Summer Fishing: 6 Tips to Catch Summer Fish

By: Nolan Pyle

October 18, 2022

Table of Contents


1. The Early Bird Gets the Worm

2. Stay Hydrated and Dress the Part

3. Deeper Can be the Answer

4. Don’t be Afraid of Big Baits

5. Current is Key

6. Find the Shade

Who doesn’t love a gorgeous summer day on the water? Beautiful weather, sunshine, a calm lake and plenty of people enjoying the water. As enjoyable as all of these things can be, they can also make for some seriously tough fishing conditions. In this article, we’re going to give you some summer fishing tips to help you land a big one when the bite gets tough.

1. Early Bird Gets the Worm

The hotter the days get, the more important it is to be on the water at the crack of dawn. Most predatory fish prefer to feed in low light conditions because it makes it easier for them to ambush their prey, so in the summer when bright and sunny days are common many fish will be considerably more active in the morning than any other time of the day. It’s not uncommon for our local Lake Erie walleye anglers to have a majority or even their entire limit in the first few hours of the morning. And as for our bass and musky anglers, a morning topwater bite is some serious motivation to get out of bed before the sun comes up!

2. Stay Hydrated and Dress the Part

Although this may not seem like much of a fishing tip, it’s one of the most important things you can do when fishing in hot weather. The more dehydrated you become, the more you lose focus on what's going on around you. This will cause you to start missing bites or overlooking pieces of the puzzle when trying to put a pattern together. Many companies such as Aftco and Simms design apparel to protect you from the sun and keep you cool. FishUSA even carries their own line of hot weather apparel. Wearing these specially designed sun shirts keeps you cool, focused and safe from the sun all day.

The FishUSA Men’s Hardcore Performance Long Sleeve Shirt is sure to keep you cool and comfortable in the heat of the summer

3. Deeper Can be the Answer

Depending on what body of water you’re fishing or where you are in the world, deeper can be the answer in the summer. As water temps rise in the shallows, oxygen levels can decrease causing baitfish to head for the deep, and the predators aren’t far behind them. Bass will head to offshore structures such as stumps, brush piles, rock piles, deep weeds or any other type of cover they can find. Other species such as walleyes or muskies will also head to these offshore structures, but are also more prone to suspend or just chase bait around the basin of a lake. This is when it becomes difficult to target these fish with any technique other than trolling.

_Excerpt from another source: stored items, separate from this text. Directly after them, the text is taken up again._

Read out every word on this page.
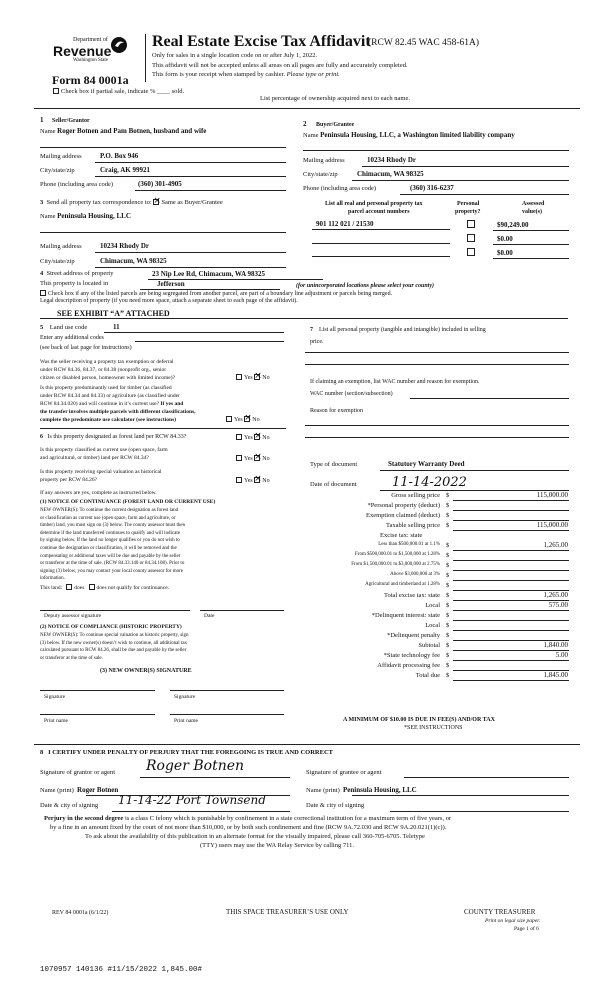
Department of
Revenue
Washington State
Form 84 0001a
Real Estate Excise Tax Affidavit
(RCW 82.45 WAC 458-61A)
Only for sales in a single location code on or after July 1, 2022.
This affidavit will not be accepted unless all areas on all pages are fully and accurately completed.
This form is your receipt when stamped by cashier. Please type or print.
Check box if partial sale, indicate % ____ sold.
List percentage of ownership acquired next to each name.
1 Seller/Grantor
Name Roger Botnen and Pam Botnen, husband and wife
Mailing address	P.O. Box 946
City/state/zip	Craig, AK 99921
Phone (including area code)	(360) 301-4905
2 Buyer/Grantee
Name Peninsula Housing, LLC, a Washington limited liability company
Mailing address	10234 Rhody Dr
City/state/zip	Chimacum, WA 98325
Phone (including area code)	(360) 316-6237
3 Send all property tax correspondence to: × Same as Buyer/Grantee
Name Peninsula Housing, LLC
Mailing address	10234 Rhody Dr
City/state/zip	Chimacum, WA 98325
List all real and personal property tax
parcel account numbers
Personal
property?
Assessed
value(s)
901 112 021 / 21530	$90,249.00
$0.00
$0.00
4 Street address of property	23 Nip Lee Rd, Chimacum, WA 98325
This property is located in	Jefferson	(for unincorporated locations please select your county)
Check box if any of the listed parcels are being segregated from another parcel, are part of a boundary line adjustment or parcels being merged.
Legal description of property (if you need more space, attach a separate sheet to each page of the affidavit).
SEE EXHIBIT “A” ATTACHED
5 Land use code	11
Enter any additional codes
(see back of last page for instructions)
Was the seller receiving a property tax exemption or deferral
under RCW 84.36, 84.37, or 84.38 (nonprofit org., senior
citizen or disabled person, homeowner with limited income)?	Yes × No
Is this property predominantly used for timber (as classified
under RCW 84.34 and 84.33) or agriculture (as classified under
RCW 84.34.020) and will continue in it’s current use? If yes and
the transfer involves multiple parcels with different classifications,
complete the predominate use calculator (see instructions)	Yes × No
6 Is this property designated as forest land per RCW 84.33?	Yes × No
Is this property classified as current use (open space, farm
and agricultural, or timber) land per RCW 84.34?	Yes × No
Is this property receiving special valuation as historical
property per RCW 84.26?	Yes × No
If any answers are yes, complete as instructed below.
(1) NOTICE OF CONTINUANCE (FOREST LAND OR CURRENT USE)
NEW OWNER(S): To continue the current designation as forest land
or classification as current use (open space, farm and agriculture, or
timber) land, you must sign on (3) below. The county assessor must then
determine if the land transferred continues to qualify and will indicate
by signing below. If the land no longer qualifies or you do not wish to
continue the designation or classification, it will be removed and the
compensating or additional taxes will be due and payable by the seller
or transferor at the time of sale. (RCW 84.33.140 or 84.34.108). Prior to
signing (3) below, you may contact your local county assessor for more
information.
This land: does does not qualify for continuance.
Deputy assessor signature	Date
(2) NOTICE OF COMPLIANCE (HISTORIC PROPERTY)
NEW OWNER(S): To continue special valuation as historic property, sign
(3) below. If the new owner(s) doesn’t wish to continue, all additional tax
calculated pursuant to RCW 84.26, shall be due and payable by the seller
or transferor at the time of sale.
(3) NEW OWNER(S) SIGNATURE
Signature	Signature
Print name	Print name
7 List all personal property (tangible and intangible) included in selling
price.
If claiming an exemption, list WAC number and reason for exemption.
WAC number (section/subsection)
Reason for exemption
Type of document	Statutory Warranty Deed
Date of document	11-14-2022
Gross selling price $	115,000.00
*Personal property (deduct) $
Exemption claimed (deduct) $
Taxable selling price $	115,000.00
Excise tax: state
Less than $500,000.01 at 1.1% $	1,265.00
From $500,000.01 to $1,500,000 at 1.28% $
From $1,500,000.01 to $3,000,000 at 2.75% $
Above $3,000,000 at 3% $
Agricultural and timberland at 1.28% $
Total excise tax: state $	1,265.00
Local $	575.00
*Delinquent interest: state $
Local $
*Delinquent penalty $
Subtotal $	1,840.00
*State technology fee $	5.00
Affidavit processing fee $
Total due $	1,845.00
A MINIMUM OF $10.00 IS DUE IN FEE(S) AND/OR TAX
*SEE INSTRUCTIONS
8 I CERTIFY UNDER PENALTY OF PERJURY THAT THE FOREGOING IS TRUE AND CORRECT
Signature of grantor or agent Roger Botnen	Signature of grantee or agent
Name (print) Roger Botnen	Name (print) Peninsula Housing, LLC
Date & city of signing 11-14-22 Port Townsend	Date & city of signing
Perjury in the second degree is a class C felony which is punishable by confinement in a state correctional institution for a maximum term of five years, or
by a fine in an amount fixed by the court of not more than $10,000, or by both such confinement and fine (RCW 9A.72.030 and RCW 9A.20.021(1)(c)).
To ask about the availability of this publication in an alternate format for the visually impaired, please call 360-705-6705. Teletype
(TTY) users may use the WA Relay Service by calling 711.
REV 84 0001a (6/1/22)	THIS SPACE TREASURER’S USE ONLY	COUNTY TREASURER
Print on legal size paper.
Page 1 of 6
1070957 140136 #11/15/2022 1,845.00#
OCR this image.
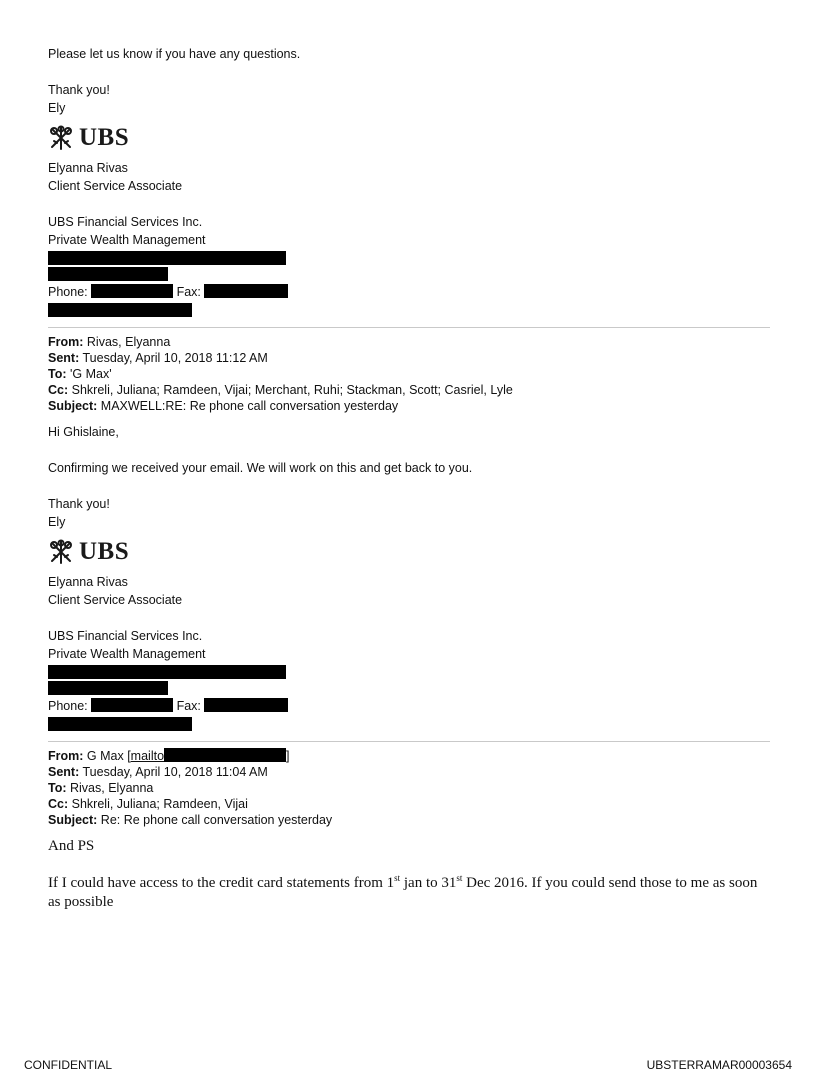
Please let us know if you have any questions.

Thank you!

Ely

UBS

Elyanna Rivas

Client Service Associate

UBS Financial Services Inc.

Private Wealth Management

Phone:	Fax:

From: Rivas, Elyanna
Sent: Tuesday, April 10, 2018 11:12 AM
To: 'G Max'
Cc: Shkreli, Juliana; Ramdeen, Vijai; Merchant, Ruhi; Stackman, Scott; Casriel, Lyle
Subject: MAXWELL:RE: Re phone call conversation yesterday

Hi Ghislaine,

Confirming we received your email. We will work on this and get back to you.

Thank you!

Ely

UBS

Elyanna Rivas

Client Service Associate

UBS Financial Services Inc.

Private Wealth Management

Phone:	Fax:

From: G Max [mailto	]
Sent: Tuesday, April 10, 2018 11:04 AM
To: Rivas, Elyanna
Cc: Shkreli, Juliana; Ramdeen, Vijai
Subject: Re: Re phone call conversation yesterday

And PS

If I could have access to the credit card statements from 1st jan to 31st Dec 2016. If you could send those to me as soon as possible

CONFIDENTIAL	UBSTERRAMAR00003654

4. Don’t Be Afraid of Big Baits

This tip is a little more focused towards early summer fishing, but it can definitely still be a factor throughout the entire summer fishing season. After fish have spawned and are leaving the shallows of whatever canal, creek or river they may have just been inhabiting, they’re tired, hungry, and just dying for a big easy meal to fall right in front of their faces. This is why a larger presentation such as a big swimbait, topwater, or jig can have some serious drawing power in the early summer. Plus, catching fish on big baits can just be downright fun! Megabass makes a variety of plus sized swimbaits that excel in the summer months and are an excellent option for many species.

This post-spawn smallie made short work of this 5” Megabass Sparkshad

The Megabass Magdraft catches the eye of just about any big predator

5. Current is Key

Current is important when fishing anywhere any time of year, but in the summer it is an especially crucial variable to keep an eye on. Current positions fish and gets them feeding, so in the hot summer when fish are scattered and lethargic, it can be your best friend. Current isn’t just a factor on a river, creek or a lake with a dam that pulls water. Wind can create an impressive amount of current on even small bodies of water, which moves the microscopic plankton invisible to us that baitfish love to feed on. In turn, predatory fish follow. Fish that are in a completely neutral mood and not interested in feeding at all can be snapped into activity as soon as the wind starts blowing and some current becomes present. As nice as it can be to enjoy a glass calm lake and not fight wind or current all day, that can make for some difficult fishing conditions.

6. Find the Shade

Imagine you’re out fishing on a brutally sunny and hot day. Whenever you pass under a bridge, tree or anything else offering shade it feels great to escape the blasting sun, doesn’t it? The fish feel the same way in the summer. This is a large part of the reason fish will run for deep water, but some will remain shallow if there’s enough cover to keep them there. And shade is something that they’ll instantly gravitate towards. Shade doesn’t just offer relief from the sun, however. It creates a perfect ambush point for fish and allows them to feel safe and sheltered from predators.

From early summer to late summer, fishing in hot weather can be extremely tough yet very rewarding. We hope these tips help you put a few more fish in the net this summer!